The Supreme Court weighed a significant case on internet content moderation on Tuesday.
Both liberals and conservatives appeared skeptical of disturbing the status quo controlled by Section 230 of the Communications Decency Act, which provides a broad liability shield for tech companies.
The case, Gonzalez v. Google, was brought by the family of an American who was killed in an ISIS attack in France. The family alleges that YouTube’s algorithm facilitated terrorism by “recommending” ISIS content.
Supreme Court weighs internet case
Section 230 has become a much-debated political football in recent years, with both parties calling for the liability shield to be curtailed. On the right, the concern is primarily with political censorship — on the left, “harmful” speech.
The Supreme Court was asked Tuesday to weigh whether companies like Google, which owns YouTube, are liable when their algorithms “recommend” third-party content to users.
The justices often sounded confused by the argument Tuesday from Eric Schnapper, the counsel for the plaintiffs.
Clarence Thomas challenged Schnapper to explain how to draw the line when YouTube uses the same “neutral” algorithm for ISIS videos and videos on benign topics like cooking. Thomas also questioned whether a mere suggestion on a website amounted to a “recommendation.”
“I don’t understand how a neutral suggestion about something that you’ve expressed an interest in is aiding and abetting,” Thomas said.
Justices at a loss
Schnapper repeatedly came back to the issue of “thumbnails,” small preview images that YouTube displays.

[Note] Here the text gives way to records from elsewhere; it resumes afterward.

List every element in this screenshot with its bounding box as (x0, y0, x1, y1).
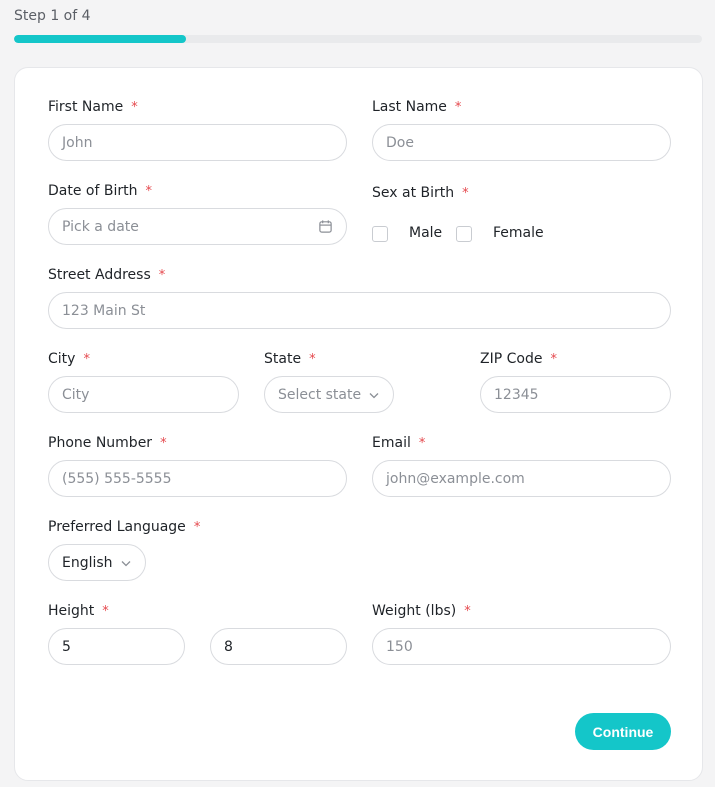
language-label-text: Preferred Language (48, 519, 186, 535)
state-placeholder: Select state (278, 386, 362, 403)
dob-input[interactable]: Pick a date (48, 208, 347, 245)
weight-label-text: Weight (lbs) (372, 603, 457, 619)
first-name-input[interactable]: John (48, 124, 347, 161)
city-label: City * (48, 351, 90, 367)
zip-input[interactable]: 12345 (480, 376, 671, 413)
required-marker: * (309, 352, 316, 367)
email-input[interactable]: john@example.com (372, 460, 671, 497)
required-marker: * (464, 604, 471, 619)
registration-card: First Name * John Last Name * Doe Date of … (14, 67, 703, 781)
dob-label-text: Date of Birth (48, 183, 138, 199)
zip-placeholder: 12345 (494, 386, 539, 403)
required-marker: * (193, 520, 201, 535)
female-option-label: Female (493, 225, 544, 241)
first-name-placeholder: John (62, 134, 93, 151)
required-marker: * (131, 100, 138, 115)
height-label-text: Height (48, 603, 95, 619)
phone-input[interactable]: (555) 555-5555 (48, 460, 347, 497)
last-name-input[interactable]: Doe (372, 124, 671, 161)
male-option-label: Male (409, 225, 443, 241)
email-label: Email * (372, 435, 425, 451)
weight-label: Weight (lbs) * (372, 603, 471, 619)
required-marker: * (462, 186, 469, 201)
height-feet-value: 5 (62, 638, 71, 655)
male-checkbox[interactable] (372, 226, 388, 242)
street-label-text: Street Address (48, 267, 151, 283)
email-label-text: Email (372, 435, 411, 451)
phone-label-text: Phone Number (48, 435, 153, 451)
required-marker: * (158, 268, 166, 283)
step-label: Step 1 of 4 (14, 8, 91, 24)
sex-label: Sex at Birth * (372, 185, 469, 201)
chevron-down-icon (121, 555, 131, 571)
height-inches-value: 8 (224, 638, 233, 655)
required-marker: * (83, 352, 90, 367)
weight-placeholder: 150 (386, 638, 413, 655)
dob-placeholder: Pick a date (62, 218, 139, 235)
required-marker: * (145, 184, 152, 199)
last-name-label: Last Name * (372, 99, 461, 115)
required-marker: * (454, 100, 462, 115)
weight-input[interactable]: 150 (372, 628, 671, 665)
state-select[interactable]: Select state (264, 376, 394, 413)
height-inches-input[interactable]: 8 (210, 628, 347, 665)
dob-label: Date of Birth * (48, 183, 152, 199)
last-name-label-text: Last Name (372, 99, 447, 115)
phone-placeholder: (555) 555-5555 (62, 470, 172, 487)
height-feet-input[interactable]: 5 (48, 628, 185, 665)
required-marker: * (160, 436, 167, 451)
height-label: Height * (48, 603, 109, 619)
city-placeholder: City (62, 386, 90, 403)
female-checkbox[interactable] (456, 226, 472, 242)
email-placeholder: john@example.com (386, 470, 525, 487)
language-label: Preferred Language * (48, 519, 200, 535)
progress-bar (14, 35, 702, 43)
language-value: English (62, 554, 113, 571)
state-label-text: State (264, 351, 302, 367)
city-input[interactable]: City (48, 376, 239, 413)
street-label: Street Address * (48, 267, 165, 283)
progress-fill (14, 35, 186, 43)
chevron-down-icon (369, 387, 379, 403)
last-name-placeholder: Doe (386, 134, 414, 151)
zip-label: ZIP Code * (480, 351, 557, 367)
zip-label-text: ZIP Code (480, 351, 543, 367)
sex-label-text: Sex at Birth (372, 185, 455, 201)
calendar-icon[interactable] (318, 219, 333, 234)
language-select[interactable]: English (48, 544, 146, 581)
city-label-text: City (48, 351, 76, 367)
required-marker: * (550, 352, 557, 367)
required-marker: * (418, 436, 426, 451)
first-name-label: First Name * (48, 99, 138, 115)
street-placeholder: 123 Main St (62, 302, 146, 319)
street-input[interactable]: 123 Main St (48, 292, 671, 329)
phone-label: Phone Number * (48, 435, 167, 451)
first-name-label-text: First Name (48, 99, 124, 115)
state-label: State * (264, 351, 316, 367)
required-marker: * (102, 604, 109, 619)
continue-button[interactable]: Continue (575, 713, 671, 750)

YouTube has a role in generating the thumbnails, Schnapper said, so they aren’t “exclusively” third-party material. But the justices appeared to have difficulty grasping his point.
“I guess the question is how you get yourself from a neutral algorithm to an aiding and abetting – an intent, knowledge,” Sonia Sotomayor said.
Upending the internet?
The justices appeared sympathetic to the argument from Google that changing how Section 230 is interpreted could essentially upend the internet, given the pervasiveness of algorithms.
“I guess what I’m asking is, does your position send us down the road that 230 can’t really mean anything at all?” Kagan asked.
The justices suggested that Congress would be a better forum for dealing with the questions raised by the case, given their far-reaching consequences and the limits of the court’s technological expertise.
“We’re a court, we really don’t know about these things,” Kagan said. “These are not like the nine greatest experts on the internet.”